Я прошел в кабинет и сел, предварительно убрав со стула кипу старых выпусков «Американского вестника экспериментальной биологии». Вскоре вернулся Карр. На нем был белый халат нараспашку (профессор-консультант никогда не станет застегивать халат), а через шею был перекинут стетоскоп. Воротник его рубашки казался несколько потертым (профессора-клиницисты получают не слишком много), но вот черные ботинки были начищены до блеска (профессора-клиницисты очень ответственно относятся к тем вещам, на которые обычно принято обращать самое пристальное внимание). И так же как всегда он был невозмутим, очень сосредоточен и в высшей степени обходителен.

Злые языки поговаривали, что Карр был не просто обходителен, а что он самым бесстыдным образом заискивал перед начальством и всеми теми, кто занимал более высокую должность, чем он сам. Но очень многие просто завидовали его быстрому успеху и присущей ему уверенности. У Карра было круглое, детское лицо, а щеки были гладкими и румяными. Он обладал очаровательной мальчишейской улыбкой, позволявшей ему замечательно ладить с пациентами, и в особенности с пациентками. Теперь эта улыбка была адресована мне.

— Привет, Джон. — Он закрыл дверь в приемную и уселся за стол. Я мог едва видеть его поверх наваленных кипами журналов. Он снял с шеи стетоскоп, сложил его и сунул в карман халата. После этого он посмотрел на меня.

Мне это кажется неизбежным, но любой практикующий врач, которому случается глядеть на вас из-за своего стола, обычно делает это напустив на себя такой задумчиво-изучающе-пытливый вид, что вы — разумеется, в том случае, если у вас ничего не болит — начинаете невольно чувствовать себя не в своей тарелке. И Льюис Карр в этом смысле отнюдь не являлся исключением.

— Значит, ты хотел узнать о Карен Рэндалл, — сказал он, как будто делая вступление к докладу о серьезном открытии.

— Точно.

— И исключительно по личным соображениям.

— Точно.

— И что бы я тебе ни сказал, останется только между нами?

— Точно так.

— Ну ладно, — сказал он. — Тогда расскажу. Самого меня при этом не было, но я подробнейшим образом был посвящен в то, как развивались события.

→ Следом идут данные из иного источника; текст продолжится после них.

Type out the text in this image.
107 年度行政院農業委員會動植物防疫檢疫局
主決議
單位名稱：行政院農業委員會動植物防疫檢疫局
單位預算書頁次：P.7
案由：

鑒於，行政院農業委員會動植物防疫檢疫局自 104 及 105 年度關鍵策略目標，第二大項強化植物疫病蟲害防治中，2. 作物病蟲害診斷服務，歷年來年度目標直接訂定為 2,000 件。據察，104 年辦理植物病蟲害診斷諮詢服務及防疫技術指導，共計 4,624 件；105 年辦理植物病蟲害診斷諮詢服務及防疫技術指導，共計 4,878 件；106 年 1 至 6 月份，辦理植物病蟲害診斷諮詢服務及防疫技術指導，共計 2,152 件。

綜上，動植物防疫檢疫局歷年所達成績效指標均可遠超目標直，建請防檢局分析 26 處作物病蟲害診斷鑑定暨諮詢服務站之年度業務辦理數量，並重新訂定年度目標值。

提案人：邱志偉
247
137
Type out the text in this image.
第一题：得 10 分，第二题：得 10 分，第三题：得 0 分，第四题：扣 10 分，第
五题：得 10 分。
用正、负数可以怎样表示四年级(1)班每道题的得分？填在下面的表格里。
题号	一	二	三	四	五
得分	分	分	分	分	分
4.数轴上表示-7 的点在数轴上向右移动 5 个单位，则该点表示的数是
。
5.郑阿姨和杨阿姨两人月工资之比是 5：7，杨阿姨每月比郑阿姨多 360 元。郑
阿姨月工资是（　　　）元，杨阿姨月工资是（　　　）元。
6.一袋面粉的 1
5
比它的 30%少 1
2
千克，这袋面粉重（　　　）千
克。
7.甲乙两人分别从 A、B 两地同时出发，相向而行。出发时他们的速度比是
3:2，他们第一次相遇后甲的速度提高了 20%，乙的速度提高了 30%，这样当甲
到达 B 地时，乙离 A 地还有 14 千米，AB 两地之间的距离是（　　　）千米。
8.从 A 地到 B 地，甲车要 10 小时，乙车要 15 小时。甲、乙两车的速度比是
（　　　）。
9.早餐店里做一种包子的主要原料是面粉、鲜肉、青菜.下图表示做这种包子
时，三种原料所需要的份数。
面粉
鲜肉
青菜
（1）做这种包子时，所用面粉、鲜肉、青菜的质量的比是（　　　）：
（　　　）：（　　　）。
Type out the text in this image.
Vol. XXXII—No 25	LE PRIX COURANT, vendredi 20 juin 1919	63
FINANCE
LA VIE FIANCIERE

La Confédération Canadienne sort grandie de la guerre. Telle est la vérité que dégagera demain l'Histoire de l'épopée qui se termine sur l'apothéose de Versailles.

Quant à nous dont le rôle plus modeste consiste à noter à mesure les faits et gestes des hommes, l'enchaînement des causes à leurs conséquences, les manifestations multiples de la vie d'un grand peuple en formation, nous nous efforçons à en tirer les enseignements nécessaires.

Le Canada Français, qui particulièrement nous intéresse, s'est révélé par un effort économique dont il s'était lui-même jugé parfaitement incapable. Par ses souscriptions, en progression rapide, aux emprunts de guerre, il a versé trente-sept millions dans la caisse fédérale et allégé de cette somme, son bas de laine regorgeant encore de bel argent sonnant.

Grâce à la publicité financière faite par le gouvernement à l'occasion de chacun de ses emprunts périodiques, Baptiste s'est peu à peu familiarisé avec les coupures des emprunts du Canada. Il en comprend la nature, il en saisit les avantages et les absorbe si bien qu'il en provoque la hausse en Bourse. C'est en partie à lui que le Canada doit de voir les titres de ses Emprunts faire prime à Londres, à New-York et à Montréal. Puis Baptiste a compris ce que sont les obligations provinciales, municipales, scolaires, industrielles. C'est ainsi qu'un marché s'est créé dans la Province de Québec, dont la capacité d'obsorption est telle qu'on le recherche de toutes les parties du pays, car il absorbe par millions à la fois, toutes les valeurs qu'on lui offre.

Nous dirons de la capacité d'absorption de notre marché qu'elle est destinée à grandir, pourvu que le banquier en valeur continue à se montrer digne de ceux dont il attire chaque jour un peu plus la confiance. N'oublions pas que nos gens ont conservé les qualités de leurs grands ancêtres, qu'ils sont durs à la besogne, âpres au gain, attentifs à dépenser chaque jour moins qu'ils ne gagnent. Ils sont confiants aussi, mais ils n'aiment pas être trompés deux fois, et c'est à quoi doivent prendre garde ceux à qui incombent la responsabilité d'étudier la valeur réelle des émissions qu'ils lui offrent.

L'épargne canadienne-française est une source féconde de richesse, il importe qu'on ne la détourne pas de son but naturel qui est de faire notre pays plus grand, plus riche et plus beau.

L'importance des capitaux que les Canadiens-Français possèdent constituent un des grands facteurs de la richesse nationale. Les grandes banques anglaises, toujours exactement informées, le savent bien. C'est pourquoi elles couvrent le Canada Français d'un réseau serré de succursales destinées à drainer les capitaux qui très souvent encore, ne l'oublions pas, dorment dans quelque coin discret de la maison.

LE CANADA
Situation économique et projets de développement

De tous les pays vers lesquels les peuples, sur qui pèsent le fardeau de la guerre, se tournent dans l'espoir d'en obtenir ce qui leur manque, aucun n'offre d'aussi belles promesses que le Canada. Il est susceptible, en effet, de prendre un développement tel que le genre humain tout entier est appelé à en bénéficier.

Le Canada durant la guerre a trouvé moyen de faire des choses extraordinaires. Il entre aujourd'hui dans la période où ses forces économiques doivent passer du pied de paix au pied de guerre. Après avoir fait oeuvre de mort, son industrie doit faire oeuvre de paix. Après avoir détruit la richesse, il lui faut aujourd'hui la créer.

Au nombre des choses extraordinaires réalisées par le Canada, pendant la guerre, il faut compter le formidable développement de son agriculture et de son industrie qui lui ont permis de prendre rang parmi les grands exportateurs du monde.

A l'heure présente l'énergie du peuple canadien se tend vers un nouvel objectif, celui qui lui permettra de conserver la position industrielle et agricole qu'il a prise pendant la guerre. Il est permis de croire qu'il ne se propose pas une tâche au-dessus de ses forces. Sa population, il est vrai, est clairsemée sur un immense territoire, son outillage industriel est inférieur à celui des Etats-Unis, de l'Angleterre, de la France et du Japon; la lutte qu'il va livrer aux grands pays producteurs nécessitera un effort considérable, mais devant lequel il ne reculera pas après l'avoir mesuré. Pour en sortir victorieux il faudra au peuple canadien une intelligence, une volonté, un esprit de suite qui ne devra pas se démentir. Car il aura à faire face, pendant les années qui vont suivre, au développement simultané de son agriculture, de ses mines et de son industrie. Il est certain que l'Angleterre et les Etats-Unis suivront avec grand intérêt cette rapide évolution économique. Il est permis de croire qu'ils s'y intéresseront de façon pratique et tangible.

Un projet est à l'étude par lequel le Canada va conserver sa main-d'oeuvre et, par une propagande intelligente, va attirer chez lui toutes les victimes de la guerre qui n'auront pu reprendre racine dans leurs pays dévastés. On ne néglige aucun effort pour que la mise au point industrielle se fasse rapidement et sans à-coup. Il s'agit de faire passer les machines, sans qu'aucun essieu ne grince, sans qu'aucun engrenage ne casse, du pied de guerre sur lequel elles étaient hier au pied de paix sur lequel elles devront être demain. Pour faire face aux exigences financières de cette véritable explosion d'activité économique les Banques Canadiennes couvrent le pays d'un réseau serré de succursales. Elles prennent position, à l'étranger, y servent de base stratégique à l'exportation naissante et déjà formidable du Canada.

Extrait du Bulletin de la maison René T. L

Я знал, что иначе и быть не могло. Льюс Карр всегда и самым подробнейшим образом был посвящен во все, что ни происходило бы в «Мем»; он знал больше сплетен местного значения, чем любая из медсестер. Собирать слухи, неизменно оказываясь в курсе всего, было для него так же естественно, как дышать.

— Девушка поступила в приемное отделение сегодня, в четыре часа утра. Она была в агонии, когда к машине подали носилки, она бредила. Причиной всему стало обильное вагинальное кровотечение. Температура — 40, сухая кожа со сниженным тургором, одышка, скорый пульс и низкое артериальное давление. Она постоянно просила пить.[13]

Тяжело вздохнув, Карр продолжал говорить:

— Врач-стажер осмотрел ее и назначил сделать перекрестную пробу крови, чтобы можно было начать переливание. Он набрал шприц для анализа на лейкоциты и гематокрит и затем быстро вел литр Д 5.[14] Он так же попытался установить причину кровотечения, но это ему не удалось, поэтому он ввел ей окситоцин для сокращения матки и приостановки кровотечения, а также вставил тампон во влагалище, в качестве временной меры. Затем от матери девушки парень узнал, что это за пациентка и немедленно наложил от страха полные штаны. Он послал за одним из штатных врачей. Он начал переливание, а затем, в целях профилактики ввел ей значительную дозу пеницилина. На свою беду он сделал это, не заглянув прежде в ее карту и даже не удосужившись расспросить мать о возможных аллергических реакциях.

— А у нее была аллергия.[15]

— И крайне сильная, — сказал Карр. — Десять минут спустя после того, как девушке внутримышечно был введен пеницилин, у нее начались приступы удушья, и она оказалась не способна самостоятельно дышать, не смотря на то, что дыхательные пути были свободны. К тому времени из архива наконец была принесена ее карта, и заглянув в нее, стажер понял, что он наделал. Тогда он назначил миллиграм адреналина внутримышечно. Когда же и это не возымело никакого действия, он перешел к медленным внутривенным вливаниям, бенадрилу, кортизону и аминофилину. Ее поместили под кислород под повышенным давлением, но у нее все равно начались конвульсии, она посинела и умерла в течение буквально двадцати минут.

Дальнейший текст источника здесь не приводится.